Mendenhall 7th graders have been bringing computers to school since they started middle school, so signing in to Webex to participate in their Core class with Kyra Pervere is almost second-nature. But without seeing her in person every day, students rely even more on technology to stay connected and continue learning. Pervere uses Google classroom to provide students with a detailed daily calendar that includes links to essential assignments as well as home learning opportunities, and she starts every week with a Monday email message to focus and encourage students. Pervere’s comfort with technology allows her to provide students with many online options to turn in work - Google Classroom, Google Forms, StudySync, Newsela, and Gmail. “I miss my students,” said Pervere. “It's different because I have to anticipate student questions and am unable to check for understanding because of the missing interactions and physically seeing their faces and reactions.”
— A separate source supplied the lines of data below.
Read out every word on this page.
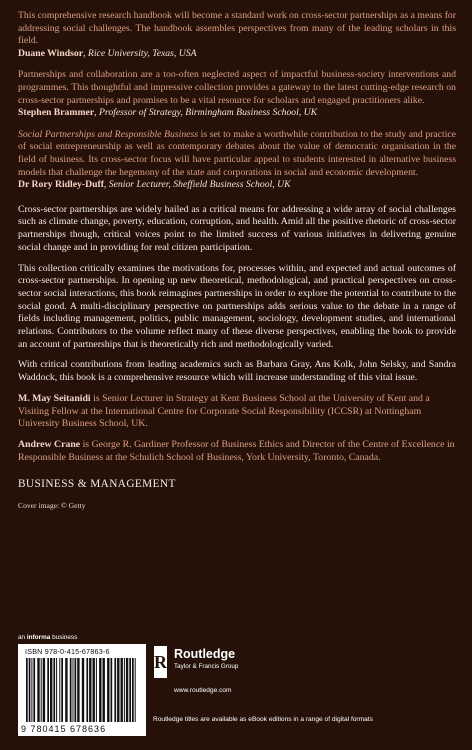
This comprehensive research handbook will become a standard work on cross-sector partnerships as a means for addressing social challenges. The handbook assembles perspectives from many of the leading scholars in this field.

Duane Windsor, Rice University, Texas, USA

Partnerships and collaboration are a too-often neglected aspect of impactful business-society interventions and programmes. This thoughtful and impressive collection provides a gateway to the latest cutting-edge research on cross-sector partnerships and promises to be a vital resource for scholars and engaged practitioners alike.

Stephen Brammer, Professor of Strategy, Birmingham Business School, UK

Social Partnerships and Responsible Business is set to make a worthwhile contribution to the study and practice of social entrepreneurship as well as contemporary debates about the value of democratic organisation in the field of business. Its cross-sector focus will have particular appeal to students interested in alternative business models that challenge the hegemony of the state and corporations in social and economic development.

Dr Rory Ridley-Duff, Senior Lecturer, Sheffield Business School, UK

Cross-sector partnerships are widely hailed as a critical means for addressing a wide array of social challenges such as climate change, poverty, education, corruption, and health. Amid all the positive rhetoric of cross-sector partnerships though, critical voices point to the limited success of various initiatives in delivering genuine social change and in providing for real citizen participation.

This collection critically examines the motivations for, processes within, and expected and actual outcomes of cross-sector partnerships. In opening up new theoretical, methodological, and practical perspectives on cross-sector social interactions, this book reimagines partnerships in order to explore the potential to contribute to the social good. A multi-disciplinary perspective on partnerships adds serious value to the debate in a range of fields including management, politics, public management, sociology, development studies, and international relations. Contributors to the volume reflect many of these diverse perspectives, enabling the book to provide an account of partnerships that is theoretically rich and methodologically varied.

With critical contributions from leading academics such as Barbara Gray, Ans Kolk, John Selsky, and Sandra Waddock, this book is a comprehensive resource which will increase understanding of this vital issue.

M. May Seitanidi is Senior Lecturer in Strategy at Kent Business School at the University of Kent and a Visiting Fellow at the International Centre for Corporate Social Responsibility (ICCSR) at Nottingham University Business School, UK.

Andrew Crane is George R. Gardiner Professor of Business Ethics and Director of the Centre of Excellence in Responsible Business at the Schulich School of Business, York University, Toronto, Canada.

BUSINESS & MANAGEMENT

Cover image: © Getty

an informa business
ISBN 978-0-415-67863-6
9 780415 678636
R Routledge
Taylor & Francis Group
www.routledge.com
Routledge titles are available as eBook editions in a range of digital formats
In the neighborhood of Granada High School (GHS), Bryan Hahn may be seen with his rolling white board, standing on the sidewalk outside of a student’s home demonstrating how to solve an Algebra II equation. When the doors of GHS were still open, students congregated in Mr. Hahn’s classroom because they knew he was a teacher who cared about them. Today, his visits allow students to be themselves as he works with them individually to solve a math problem, or as he listens to a real-world teenager’s concerns. “I would much rather be teaching in my classroom with human interaction, said Hahn. “I want to be able to connect with my students at a personal level and not through a computer.” He provides students with weekly agendas that include recorded lectures with links to lessons and extra work as desired, and classes meet through Zoom. “Everything is different, yet we are trying to
keep some resemblance of the classroom structure,” said Hahn. He added, “I feel like throwing a party the FIRST day we get back to school. That is going to be a happy day!”
“As we celebrate Teacher Appreciation Week throughout our community, we realize that teachers, like parents, find meaning in their lives through their commitment to helping children grow into young adults,” said Superintendent Kelly Bowers. “Our teachers are meeting the challenges of distance learning and maintaining and even growing their connections with students. I have never been more proud of or more grateful for our teachers than I am right now.”